The club also hopes to further build community by having cheese-themed Bigs (“Hard Cheeses”), Littles (“Soft Cheeses”) and Cheese Families.
Foltz and Gouyer see this plan as a great opportunity for those who want to experience the big-and-little dynamic without having to go through the more traditional routes of joining a fraternity or sorority, which require a significantly greater time commitment.
Gouyer also noted that the club plans to have dairy-free events for those who are lactose intolerant, and Foltz teased an end-of-semester “Cheeseout” week.
Looking ahead to next semester, the dates for cheese tastings and other events will be scheduled far in advance and posted on TribeLink to allow students to plan ahead.
Foltz explained that members who have paid dues can attend tastings without any additional fee; for non-members, there is a $3 fee to help cover the cost of the cheese, although it is possible that in the future some of that cost could potentially be subsidized by the Student Assembly, thus lowering tasting costs for students. Those interested in joining can either request membership through TribeLink or reach out to a member of the executive board.
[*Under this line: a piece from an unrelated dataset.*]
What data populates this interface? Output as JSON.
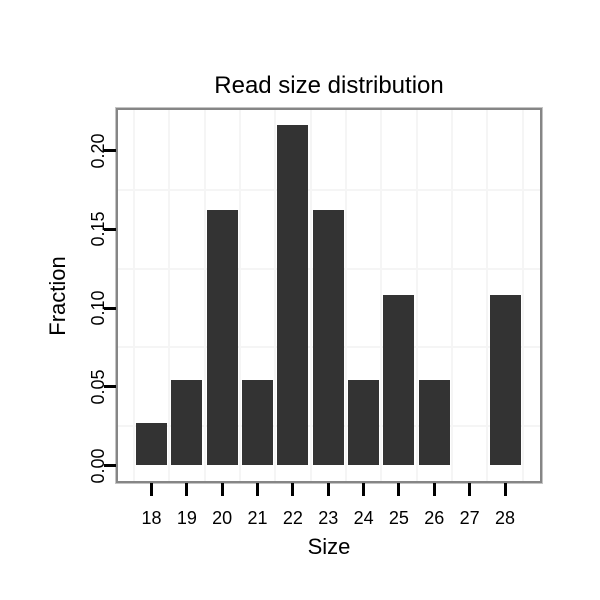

Gouyer noted that the Cheese Club provides more than just cheese — those looking to find a community or try something new may find the club to be a great fit.
“[The Cheese Club is for] anyone who is looking for a way to be involved on campus but either doesn’t want to overcommit themselves or is apprehensive to certain aspects of different college areas of life — like if you want the community building, but you don’t want Greek life, or you don’t want something that’s super academically-minded or something that’s based exclusively on a major,” Gouyer said.
Foltz had a similar sentiment about how the club helps students foster community and discover opportunity.
“I think it really helps build community, and it provides an opportunity to students they likely otherwise wouldn’t have,” Foltz said. “They can get out of their class at 5:50 and then skip over to the cheese tasting, taste some cheese [and] be exposed to cheeses that maybe they wouldn’t otherwise have been exposed to — right here on campus.”
For fans of wordplay, the Cheese Club offers a final perk: an abundance of “cheesy” puns.